Bundespräsident: Angela Merkel stützt Christian Wulff

Bundeskanzlerin Angela Merkel hat „große Wertschätzung“ für Christian Wulff. Die teilen nicht alle: Für den kommenden Samstag wurde eine Demonstration vor dem Schloss Bellevue angemeldet.

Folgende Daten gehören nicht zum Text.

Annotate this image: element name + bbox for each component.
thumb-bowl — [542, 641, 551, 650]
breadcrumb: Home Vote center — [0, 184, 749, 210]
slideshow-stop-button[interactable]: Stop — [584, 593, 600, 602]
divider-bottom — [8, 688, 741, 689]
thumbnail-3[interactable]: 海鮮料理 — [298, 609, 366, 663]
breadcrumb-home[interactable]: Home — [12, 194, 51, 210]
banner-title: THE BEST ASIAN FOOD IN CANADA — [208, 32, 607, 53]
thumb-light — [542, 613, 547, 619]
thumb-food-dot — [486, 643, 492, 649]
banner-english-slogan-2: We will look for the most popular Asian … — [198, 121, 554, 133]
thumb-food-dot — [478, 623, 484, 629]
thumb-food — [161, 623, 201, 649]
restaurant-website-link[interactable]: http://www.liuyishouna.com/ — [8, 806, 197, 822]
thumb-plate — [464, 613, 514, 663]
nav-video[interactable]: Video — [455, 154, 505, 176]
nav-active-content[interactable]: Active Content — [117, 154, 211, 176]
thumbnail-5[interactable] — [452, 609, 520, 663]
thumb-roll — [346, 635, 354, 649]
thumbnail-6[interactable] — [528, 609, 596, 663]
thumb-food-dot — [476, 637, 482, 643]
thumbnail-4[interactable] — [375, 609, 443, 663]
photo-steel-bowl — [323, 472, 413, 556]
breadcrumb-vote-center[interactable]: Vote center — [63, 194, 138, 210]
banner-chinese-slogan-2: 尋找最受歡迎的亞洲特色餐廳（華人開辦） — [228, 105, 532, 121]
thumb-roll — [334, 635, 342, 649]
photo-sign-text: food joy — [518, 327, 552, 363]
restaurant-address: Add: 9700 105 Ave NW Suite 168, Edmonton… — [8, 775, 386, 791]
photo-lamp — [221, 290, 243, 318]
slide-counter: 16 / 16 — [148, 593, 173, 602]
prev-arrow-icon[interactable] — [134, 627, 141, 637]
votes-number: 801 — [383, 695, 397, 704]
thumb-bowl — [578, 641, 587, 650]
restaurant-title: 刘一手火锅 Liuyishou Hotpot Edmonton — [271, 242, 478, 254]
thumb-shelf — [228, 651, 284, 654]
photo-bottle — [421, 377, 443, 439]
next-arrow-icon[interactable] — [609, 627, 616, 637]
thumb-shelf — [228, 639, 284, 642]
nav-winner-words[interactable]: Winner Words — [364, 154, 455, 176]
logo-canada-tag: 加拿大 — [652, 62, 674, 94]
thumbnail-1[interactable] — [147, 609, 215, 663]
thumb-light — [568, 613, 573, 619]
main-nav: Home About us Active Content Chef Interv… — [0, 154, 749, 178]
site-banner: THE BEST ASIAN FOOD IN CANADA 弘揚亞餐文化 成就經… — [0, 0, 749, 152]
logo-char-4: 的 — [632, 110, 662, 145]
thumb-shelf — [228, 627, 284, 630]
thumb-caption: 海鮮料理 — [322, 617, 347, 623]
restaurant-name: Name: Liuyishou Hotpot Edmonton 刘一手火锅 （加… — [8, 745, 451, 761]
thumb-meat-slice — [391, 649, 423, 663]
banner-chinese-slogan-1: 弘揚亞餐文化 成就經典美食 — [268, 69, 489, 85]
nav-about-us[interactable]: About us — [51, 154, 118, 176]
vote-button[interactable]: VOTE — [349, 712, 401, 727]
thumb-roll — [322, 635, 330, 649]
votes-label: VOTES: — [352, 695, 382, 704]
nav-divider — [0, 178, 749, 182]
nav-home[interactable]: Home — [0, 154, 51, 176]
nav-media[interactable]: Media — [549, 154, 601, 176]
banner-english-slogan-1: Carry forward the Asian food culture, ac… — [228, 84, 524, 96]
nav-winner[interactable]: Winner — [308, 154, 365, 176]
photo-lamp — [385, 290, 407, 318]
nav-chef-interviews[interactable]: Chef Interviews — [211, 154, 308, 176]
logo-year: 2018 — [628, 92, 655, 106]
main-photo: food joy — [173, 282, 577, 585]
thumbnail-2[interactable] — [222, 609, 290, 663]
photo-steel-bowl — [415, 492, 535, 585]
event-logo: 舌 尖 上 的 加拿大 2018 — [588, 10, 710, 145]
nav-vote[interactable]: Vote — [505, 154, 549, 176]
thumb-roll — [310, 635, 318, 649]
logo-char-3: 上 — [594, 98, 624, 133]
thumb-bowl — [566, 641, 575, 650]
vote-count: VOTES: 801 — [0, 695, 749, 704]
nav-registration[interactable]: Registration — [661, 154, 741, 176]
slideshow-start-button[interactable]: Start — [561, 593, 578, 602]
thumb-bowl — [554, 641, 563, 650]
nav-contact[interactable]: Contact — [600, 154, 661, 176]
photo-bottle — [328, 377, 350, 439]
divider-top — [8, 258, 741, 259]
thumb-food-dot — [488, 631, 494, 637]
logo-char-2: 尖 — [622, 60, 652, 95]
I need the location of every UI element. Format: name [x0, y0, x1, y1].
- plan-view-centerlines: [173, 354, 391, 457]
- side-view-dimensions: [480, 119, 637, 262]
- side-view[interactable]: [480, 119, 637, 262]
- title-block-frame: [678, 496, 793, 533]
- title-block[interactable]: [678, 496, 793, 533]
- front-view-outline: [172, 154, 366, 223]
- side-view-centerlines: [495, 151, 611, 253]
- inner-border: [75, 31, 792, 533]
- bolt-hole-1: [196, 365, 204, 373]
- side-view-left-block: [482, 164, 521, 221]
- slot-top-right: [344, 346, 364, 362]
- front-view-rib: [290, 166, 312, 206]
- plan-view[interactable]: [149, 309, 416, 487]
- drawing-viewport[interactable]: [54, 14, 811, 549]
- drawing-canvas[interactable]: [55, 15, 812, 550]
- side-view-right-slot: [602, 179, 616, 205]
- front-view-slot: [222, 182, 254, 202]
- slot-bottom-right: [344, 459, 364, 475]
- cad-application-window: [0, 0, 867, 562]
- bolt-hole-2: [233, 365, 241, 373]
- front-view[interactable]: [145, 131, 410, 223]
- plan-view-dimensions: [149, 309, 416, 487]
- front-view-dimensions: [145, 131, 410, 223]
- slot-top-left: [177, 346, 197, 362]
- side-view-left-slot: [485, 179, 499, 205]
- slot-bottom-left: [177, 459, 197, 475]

Bundeskanzlerin Angela Merkel (CDU) hat die öffentlichen Erklärungen von Bundespräsident Christian Wulff zu seiner Kredit- und Medienaffäre begrüßt. Das Fernsehinterview des Staatsoberhaupts sei ein wichtiger Schritt gewesen, das Vertrauen der Bürger wiederherzustellen, sagte Regierungssprecher Steffen Seibert am Freitag in Berlin. Er bekräftigte: „Die Bundeskanzlerin hat große Wertschätzung für Christian Wulff als Menschen und für Christian Wulff als Bundespräsidenten. Und sie hat große Achtung vor dem Amt, das er innehat.“ Die Entscheidung, ob ein Anruf Wulffs auf der Mobilbox von „Bild“- Chefredakteur Kai Diekmann veröffentlicht werden solle, liege „ausschließlich zwischen der «Bild«-Zeitung und dem Bundespräsidenten“, sagte Seibert. Die Mitteilung Wulffs, dies nicht zu tun, sei zu respektieren. Merkel kommentiere dies nicht. Die Kanzlerin kenne keine Abschrift des Wulff-Anrufs. Damit hatte der Bundespräsident Einfluss auf eine geplante Berichterstattung der Zeitung über seinen privaten Hauskredit nehmen wollen.

Seibert betonte, Wulff zeige Offenheit und Transparenz „in einer Weise, die es so noch nicht häufig gegeben hat in der Geschichte der Bundesrepublik“. In der Mischung aus Transparenz und seiner täglichen Arbeit könne er Vertrauen wieder zurückgewinnen. Seibert fügte hinzu: „Es wird so sein - und da hat die Bundeskanzlerin volles Vertrauen - , dass der Bundespräsident auch alle weiteren relevanten Fragen mit der gleichen Offenheit beantworten wird, sollten noch welche auftauchen.“

Christian Wulff hat die Sternsinger am Schloss Bellevue empfangen. Die Kinder des Bistums Essen sangen dem Präsidenten ein Lied. Anschließend sprach Wulff zu ihnen, dankte für ihren Segen und sagte: "Wir alle sollen ja auch ein Segen sein und kein Fluch.Das begleitet uns ja auch als Auftrag in unserem Wirken. Und es tut uns gut, dass ihr heute hier am Epiphanias-Tag im Schloss Bellevue seid." Außerdem habe "alles zwei Seiten". Er selbst sei früher Sternsinger gewesen und sagte nun: "Wer bei Fremden an die Tür klopft und ein Gedicht aufsagt, hat Mut." Und wer früher mutig gestanden habe, könne das auch heute. Anschließend führte er die Kinder durch das Schloss Bellevue begleitet von seiner Frau Bettina.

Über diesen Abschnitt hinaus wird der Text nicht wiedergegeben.